20 So spricht der HERR Zebaoth: Es werden noch Völker kommen und Bürger vieler Städte,
21 und die Bürger der einen Stadt werden zur andern gehen und sagen: Lasst uns gehen, den HERRN anzuflehen und zu suchen den HERRN Zebaoth; wir wollen mit euch gehen.
22 So werden viele Völker und mächtige Nationen kommen, den HERRN Zebaoth in Jerusalem zu suchen und den HERRN anzuflehen.
23 So spricht der HERR Zebaoth: Zu jener Zeit werden zehn Männer aus allen Sprachen der Völker einen jüdischen Mann beim Zipfel seines Gewandes ergreifen und sagen: Wir wollen mit euch gehen, denn wir haben gehört, dass Gott mit euch ist.


Der Herr segne diese Worte an unseren Herzen.

Liebe Festgmeinde!
Liebe Brüder und Schwestern!
Es hätte kein trefflicheres Bibelwort geben können für Tage wie diese!
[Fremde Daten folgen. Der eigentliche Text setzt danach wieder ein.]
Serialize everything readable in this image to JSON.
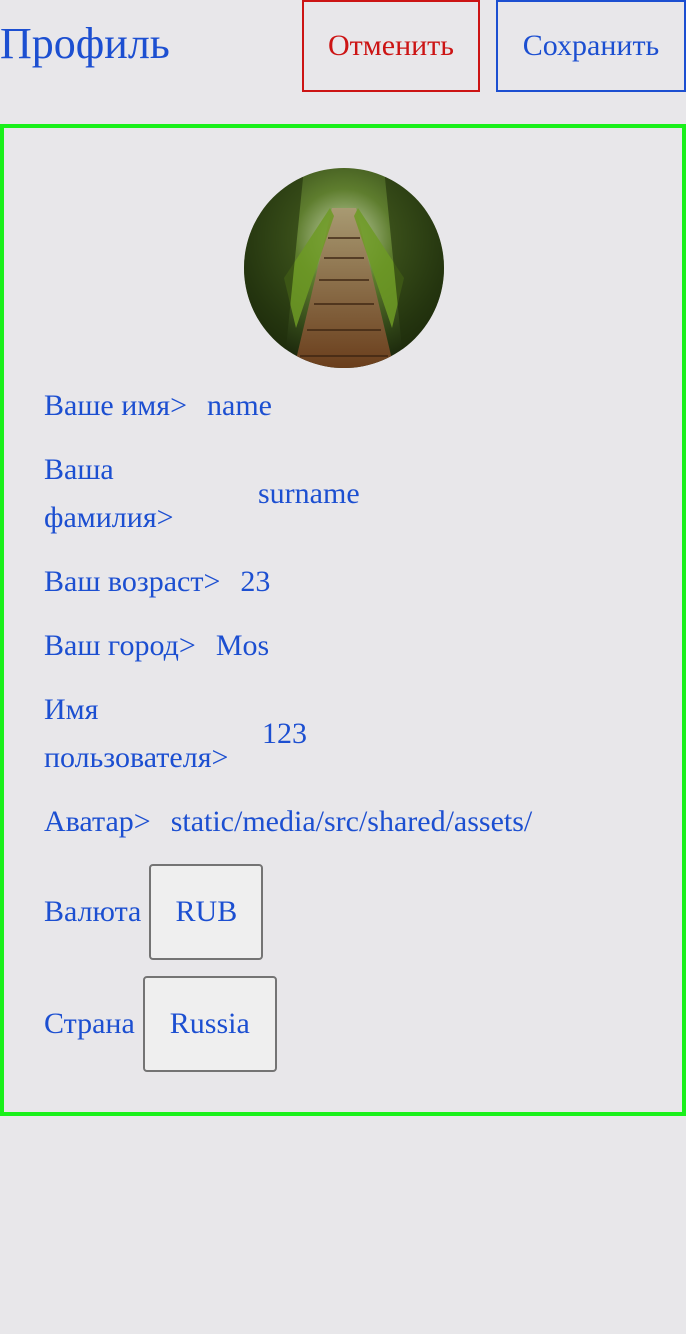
{
  "header": {
    "title": "Профиль",
    "cancel_label": "Отменить",
    "save_label": "Сохранить"
  },
  "form": {
    "name_label": "Ваше имя>",
    "name_value": "name",
    "surname_label": "Ваша фамилия>",
    "surname_value": "surname",
    "age_label": "Ваш возраст>",
    "age_value": "23",
    "city_label": "Ваш город>",
    "city_value": "Mos",
    "username_label": "Имя пользователя>",
    "username_value": "123",
    "avatar_label": "Аватар>",
    "avatar_value": "static/media/src/shared/assets/",
    "currency_label": "Валюта",
    "currency_value": "RUB",
    "country_label": "Страна",
    "country_value": "Russia"
  },
  "colors": {
    "text": "#1c4fd1",
    "cancel": "#cc1414",
    "card_border": "#19f01a",
    "background": "#e8e7ea"
  }
}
Tage, in denen mehr als sonst starke Gefühle in uns allen hochkommen, allen voran die Sehnsucht nach dem, was Heimat bedeutet. Die Suche nach dem, was tragend, verbindlich und bleibend ist, letztlich die Suche nach der Anwesenheit Gottes in unserem Dasein – gipfelt in dem heutigen Wort von der Gewissheit „wir wollen mit euch gehen, denn wir haben gehört, dass Gott mit euch ist.“

Das diesjährige große Sachsentreffen steht unter dem Motto „Heimat ohne Grenzen“. Bereits dieses Motto birgt einen Widerspruch in sich, so wie die gesamte Debatte der Jahrhunderte zum Thema „Heimat“. Die deutsche Journalistin und Autorin Verena Schmitt-Roschmann urteilt in ihrem Buch „Heimat. Neuentdeckung eines verpönten Gefühls“: „Wenn Globalisierung Grenzenlosigkeit bedeutet, dann ist das Konzept Heimat, das von Begrenzung lebt, tödlich.“ Weiter führt sie aus: „Unter der Käseglocke dieser kleinen Dorfwelt lässt sich ziemlich genau nachvollziehen, zwischen welchen Polen sich die Heimatdebatte seit Jahrhunderten abspielt: das Neue und die Tradition, Innen und Aussen, Geborgenheit und Enge, Zugehörigkeit und Fremde, Öffnung und Abgrenzung, das Politische und das Private. Das Bedürfnis ist tief, Landschaft und Althergebrachtes zu bewahren.“

In vielen meiner Begegnungen und Gespräche der letzten Tage wurde genau dieses Bedürfnis thematisiert.

Nun, was ist Heimat für dich?

Ein Land, ein Ort, oder nur ein Haus, mit dem man emotional verbunden ist? Die meisten Menschen verbinden Heimat weniger mit einem Ort, sondern viel mehr damit, was dieser Ort für sie bedeutet. Es geht um etwas Vertrautes, etwas Bleibendes. Ein Ort, an den es sie immer wieder hinzieht, weil sie sich dort geborgen, in ihrem Wesen verstanden und sicher fühlen. Heimat scheint eine Sache des Herzens zu sein.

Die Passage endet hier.